‘A lot of folks are hurting’: Record number of local families facing food insecurity this Thanksgiving

Mike Wolanin | The Republic People gather outside the Love Chapel food pantry in Columbus, Ind., Monday, Nov. 20, 2023.

Local food pantries have seen record demand for help with groceries in the run-up to Thanksgiving as inflation continues to squeeze budgets and wages fail to keep pace.

Love Chapel, 292 Center St., served an all-time record 1,488 families in October, which amounted to nearly 1 in 10 Bartholomew County residents, said executive director Kelly Daugherty.

By comparison, the organization served an average of 990 families per month last year and 750 families per month in 2021.

And Daugherty said he expects the high demand for food assistance to continue.

“That is the highest that we’ve ever seen,” he said. “We had a couple of months around 1,450, but we were only 12 away from 1,500 (in October).”

In addition, the Salvation Army, 2525 Illinois St., is seeing increased demand for food and is on pace to serve 700 families this month, which officials described as higher-than-normal demand. The organization also has seen an increase in demand for its Bags of Hope, which is a program delivering food to the elderly.

“We are averaging about 30 families per day Monday through Thursday (at the pantry), and sometimes we’re doing that in two hours,” said Nancy Johnson, social services manager at Salvation Army.

Johnson said some of the increased demand might be related to people having high utility bills dating back to last winter as they attempt to have their gas turned back on as colder weather approaches.

The high demand at local food pantries mirrors trends seen around the country as people struggle to make ends meet amid persistently high prices for food and other things.

Last month, the Department of Agriculture reported that an estimated 17 million households reported problems finding enough food in 2022 — a sharp jump from 2021 when boosted government aid helped ease the pandemic-induced economic shutdown, The Associated Press reported.

The report paints a sobering picture of post-pandemic hardship with “statistically significant” increases in food insecurity across multiple categories, according to wire reports. Using a representative survey sample of roughly 32,000 American households the report said 12.8% (17 million households) reported occasional problems affording enough food in 2022 — up from 10.2% (13.5 million households) in 2021 and 10.5% (13.8 million households) in 2020.

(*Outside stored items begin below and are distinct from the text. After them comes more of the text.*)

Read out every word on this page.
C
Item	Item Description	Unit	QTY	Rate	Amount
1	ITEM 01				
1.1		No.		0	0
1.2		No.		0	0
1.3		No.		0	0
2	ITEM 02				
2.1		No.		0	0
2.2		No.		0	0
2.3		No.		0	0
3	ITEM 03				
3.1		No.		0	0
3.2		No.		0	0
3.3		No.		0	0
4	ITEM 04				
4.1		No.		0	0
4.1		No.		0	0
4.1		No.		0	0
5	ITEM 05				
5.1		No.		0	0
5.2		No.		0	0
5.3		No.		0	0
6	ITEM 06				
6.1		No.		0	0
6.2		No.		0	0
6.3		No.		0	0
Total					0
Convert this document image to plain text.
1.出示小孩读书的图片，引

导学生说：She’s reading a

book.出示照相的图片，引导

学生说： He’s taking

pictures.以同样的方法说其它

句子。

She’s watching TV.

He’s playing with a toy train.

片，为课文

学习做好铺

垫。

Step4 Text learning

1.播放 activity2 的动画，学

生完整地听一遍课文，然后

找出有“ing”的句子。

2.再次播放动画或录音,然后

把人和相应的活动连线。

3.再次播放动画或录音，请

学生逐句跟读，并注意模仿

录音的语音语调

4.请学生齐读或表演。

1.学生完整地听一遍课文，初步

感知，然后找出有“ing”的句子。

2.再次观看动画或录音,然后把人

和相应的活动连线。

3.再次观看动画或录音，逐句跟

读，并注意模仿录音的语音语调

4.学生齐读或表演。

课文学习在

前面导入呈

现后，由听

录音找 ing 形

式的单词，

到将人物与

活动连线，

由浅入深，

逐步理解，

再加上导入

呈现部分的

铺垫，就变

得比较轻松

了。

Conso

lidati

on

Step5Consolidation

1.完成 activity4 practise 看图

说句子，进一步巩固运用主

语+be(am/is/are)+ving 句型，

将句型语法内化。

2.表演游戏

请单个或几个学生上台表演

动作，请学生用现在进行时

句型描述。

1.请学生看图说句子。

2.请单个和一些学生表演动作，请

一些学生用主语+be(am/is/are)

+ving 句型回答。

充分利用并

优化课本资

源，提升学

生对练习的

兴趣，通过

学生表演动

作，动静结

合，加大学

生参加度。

Analysts and food security professionals point to the dual impact last year of high inflation and the gradual expiration of multiple pandemic-era government assistance measures.

Daugherty said inflation and wages that have failed to keep up with higher prices have been largely fueling the record demand in Bartholomew County for help with groceries this year.

To keep up with historic demand, Love Chapel has been buying an average of 40,000 pounds of food per month, Daugherty said.

“I think unfortunately our wages for our folks haven’t kept up with inflation, and so that’s been kind of a double whammy,” Daugherty said. “Even though inflation kind of seems like it’s stabilized a little bit, people still haven’t caught up with their wages.”

A March report by the Urban Institute, a nonprofit research organization based in Washington, D.C., found that nearly one in four U.S. adults reported experiencing food insecurity in December, up from 1 in 5 adults the same month the previous year.

The report also found that nearly one in six adults, or 16%, reported their households received charitable food in 2022, down from 17.4% in 2021.

Food insecurity is described as a lack of access to enough food for an active, healthy life, according to the U.S. Department of Agriculture.

In Bartholomew County, about 8,520 people, including 2,030 children, were experiencing food insecurity in 2021, according to the most recent data available from Feeding America, the nation’s largest anti-hunger organization.

Daugherty said he is confident that Love Chapel can keep up with record demand this year and next, “but can you do that year in, year out?”

“We all think of Columbus as this nice, you know, very great community — and it is a great community, I don’t mean to say it’s not — but there’s still a lot of folks in our community that are hurting, and I think that’s the biggest, biggest message that we can get out to people,” Daugherty said.